Bazı şeylere ihtimal yüklerken zaman onları söndürüyor. Hatırlanıp hatırlanmadığınızı duymaya ihtiyacımız var zaman tarafından. Aklımda bazı takıntılar var. Hatırlanmanız bile kusursuzluğunuza bağlı. İyi hissetmediğinizde veya kusursuz veya vazgeçilmez; kendinizi saklıyorsunuz. Unutulmuş olmak daha iyi geliyor. Kendinizi hatırlatacak her adımı erteliyorsunuz. Sizi hatırlamasını bekliyorsunuz, bir şeyler yapmasını; zamana rağmen, unutulmuşluklara rağmen.
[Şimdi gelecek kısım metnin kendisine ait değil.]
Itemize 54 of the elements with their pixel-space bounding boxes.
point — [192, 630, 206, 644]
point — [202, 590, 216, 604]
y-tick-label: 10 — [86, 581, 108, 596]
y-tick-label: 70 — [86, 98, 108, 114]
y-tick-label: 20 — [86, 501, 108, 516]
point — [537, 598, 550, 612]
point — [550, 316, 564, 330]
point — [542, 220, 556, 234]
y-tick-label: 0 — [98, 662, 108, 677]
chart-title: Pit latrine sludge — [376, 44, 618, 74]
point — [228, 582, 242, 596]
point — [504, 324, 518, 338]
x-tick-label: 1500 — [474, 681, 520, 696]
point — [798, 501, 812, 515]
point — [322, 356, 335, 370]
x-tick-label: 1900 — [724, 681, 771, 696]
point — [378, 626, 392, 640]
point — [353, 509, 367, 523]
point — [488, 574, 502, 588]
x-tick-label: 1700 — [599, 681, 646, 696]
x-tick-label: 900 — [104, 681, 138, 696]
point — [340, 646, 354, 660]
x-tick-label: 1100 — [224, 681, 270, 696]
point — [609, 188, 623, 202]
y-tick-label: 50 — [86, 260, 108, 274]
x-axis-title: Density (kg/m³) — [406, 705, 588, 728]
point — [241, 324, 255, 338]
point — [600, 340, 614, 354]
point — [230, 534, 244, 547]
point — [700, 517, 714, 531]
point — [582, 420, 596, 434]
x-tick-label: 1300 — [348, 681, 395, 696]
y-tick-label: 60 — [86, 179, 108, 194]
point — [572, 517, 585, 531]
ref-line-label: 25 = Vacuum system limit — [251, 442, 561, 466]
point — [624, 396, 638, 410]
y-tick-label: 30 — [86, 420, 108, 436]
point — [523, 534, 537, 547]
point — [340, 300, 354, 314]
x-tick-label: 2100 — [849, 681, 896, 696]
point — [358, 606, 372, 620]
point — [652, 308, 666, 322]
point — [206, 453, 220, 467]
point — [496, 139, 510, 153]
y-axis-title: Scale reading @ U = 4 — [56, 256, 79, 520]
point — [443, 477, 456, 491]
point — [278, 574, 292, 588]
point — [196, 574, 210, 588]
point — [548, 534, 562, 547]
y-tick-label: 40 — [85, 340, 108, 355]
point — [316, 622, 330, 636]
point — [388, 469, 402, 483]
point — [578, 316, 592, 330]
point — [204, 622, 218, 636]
Ama bir değişim için de daha da kusursuzlaştığınız anı bekliyorsunuz. Her şeye rağmen adım atamıyorsunuz. En ufak bir adım ne kadar kötü olabilir... Kendimizden daha iyilerini her anlamda bilmek, görmek ortalama oluşumuzu bize kötü gösteriyor. Neden her şeyi kusursuzlaştıralım ki?

Saklanan olmaktan ziyade eleştirilen, hatta belki gülünen olmayı tercih ederim. Çünkü sıfatlardan ziyade insanız.